In conclusion, our study assesses the ptyctimous mite assemblage inhabiting bird nests in an undisturbed forest ecosystem. It is one of the first studies documenting the assemblage of ptyctimous mites in bird nests that are situated on the forest floor, following the work by Napierała et al. (2021) and Laska et al. (2023), and the first one that includes comparison with litter in vicinity of the nests. In total, the 20 species of ptyctimous mites in wood warbler nests constituted ca. 50% of all of the ptyctimous mite fauna occurring in Poland (Niedbała 2008). Notably, almost three-quarters of the ptyctimous mite species found in warbler nests were relatively rare species in Poland (Table 1) and one (P. crenophilus) was a new species for the Białowieża Forest (compare with Niedbała et al. 2020).

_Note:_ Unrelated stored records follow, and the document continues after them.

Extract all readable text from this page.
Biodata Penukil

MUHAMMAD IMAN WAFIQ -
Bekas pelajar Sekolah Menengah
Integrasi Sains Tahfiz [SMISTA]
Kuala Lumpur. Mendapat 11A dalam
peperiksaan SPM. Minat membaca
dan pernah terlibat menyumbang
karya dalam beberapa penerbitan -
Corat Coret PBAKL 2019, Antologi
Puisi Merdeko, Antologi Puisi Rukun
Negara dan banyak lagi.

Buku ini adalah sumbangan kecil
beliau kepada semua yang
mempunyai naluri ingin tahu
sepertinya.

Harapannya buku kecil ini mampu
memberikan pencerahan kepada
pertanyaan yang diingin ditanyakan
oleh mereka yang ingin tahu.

In the examined nests we found a higher number of species of ptyctimous mites, which suggests an important role of bird nests for increasing local diversity of ptyctimous mites. Our research broadens the knowledge of the role of ground-nesting birds and their nests in forest ecosystems as hotspots of local biodiversity, which may have wider relevance for the presence of bird nests in other forests and habitats. In this context, the Białowieża Forest is a key point of reference for subsequent studies in Europe, especially in the light of threats to this ecosystem and the rapidly progressing and widespread changes in natural environments.